Page MenuHomePhabricator

Search bar for check rationale in CheckUser log
Closed, DeclinedPublic

Description

Currently, you can search by target and initiator in Special:CheckUserLog, but not by a string in the check rationale. Ideally, one would also be able to search by check rationale either to find related checks (e.g. search for a particular SPI to see every check ever run related to that SPI) or for audit purposes.

Could this feature be added? If not, is there a way to get the results for a particular search using the API?

Event Timeline

Keyword searching is generally very slow and cannot be made efficient. In technical terms, it is not possible to index a database column that contains strings (like the one that stores the check reasons) in such a way that you can efficiently look for a word appearing in the middle of the string.
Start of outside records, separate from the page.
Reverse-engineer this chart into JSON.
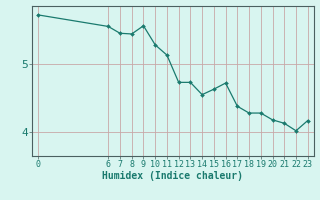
{
  "x": [
    0,
    6,
    7,
    8,
    9,
    10,
    11,
    12,
    13,
    14,
    15,
    16,
    17,
    18,
    19,
    20,
    21,
    22,
    23
  ],
  "y": [
    5.72,
    5.55,
    5.45,
    5.44,
    5.56,
    5.28,
    5.13,
    4.73,
    4.73,
    4.55,
    4.63,
    4.72,
    4.38,
    4.28,
    4.28,
    4.18,
    4.13,
    4.02,
    4.17
  ],
  "xlabel": "Humidex (Indice chaleur)",
  "yticks": [
    4,
    5
  ],
  "xticks": [
    0,
    6,
    7,
    8,
    9,
    10,
    11,
    12,
    13,
    14,
    15,
    16,
    17,
    18,
    19,
    20,
    21,
    22,
    23
  ],
  "ylim": [
    3.65,
    5.85
  ],
  "xlim": [
    -0.5,
    23.5
  ],
  "bg_color": "#d8f5f0",
  "line_color": "#1a7a6e",
  "grid_color": "#c8a8a8",
  "axis_color": "#4a6060",
  "xlabel_fontsize": 7,
  "tick_fontsize": 6,
  "ytick_fontsize": 8
}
That means any search on the field is going to require every single row of the cu_log table to be looked at by the database engine. Depending on the size of that table, this can take a long time. Since use cases of this are very limited (we don't normally look for check logs based on their reason string), I think the cost-benefit trade-off is highly against implementing what you asked here.

@jcrespo can I ask you a quick favor? Can you just tell us, ballpark, how big the cu_log table is for some of the larger wikis such as enwiki or dewiki? If it is anything more than 1-2 MB, I am inclined to mark this task as Declined.

This is probably a dumb question, but how do we manage it for searching the text of entire articles on Wikipedia in the search bar in the upper right-hand corner if it's so expensive to have any sort of string-searching feature?

If the issue is searching the entire cu_log, then such a feature could theoretically just limit itself to searching, at most, within a three month period or something like that.

If it's not possible to implement this feature even with such throttles to prevent particularly expensive searches, my question would change to "Who can I talk to with access to the database that can query the relevant data for me for one-off instances where it is needed?"

@jcrespo can I ask you a quick favor? Can you just tell us, ballpark, how big the cu_log table is for some of the larger wikis such as enwiki or dewiki? If it is anything more than 1-2 MB, I am inclined to mark this task as Declined.

Sorry, I cannot do that, I've been told in the past not to reveal the size or edit rate of tables due to privacy concerns, and not to expose it in public. I will need security/legal ok for doing that.

@jcrespo understood.

@BU_Rob13 we don't simply use database tables for that; we utilize a more sophisticated system called CirusSearch that is based on Elasticsearch. Setting it up takes a good deal of work; that is why I said the "cost-benefit trade-off" is favorable here. Article searches are a must-have and very commonly used, but searching the log texts is a good-to-have and is rarely used.

I am going to be bold and say that this is NOT something we would like to implement into CheckUser codebase itself. You can still use the API to retrieve all of the logs (in batches of 100, for instance) and swift through them, perhaps using a custom JavaScript tool.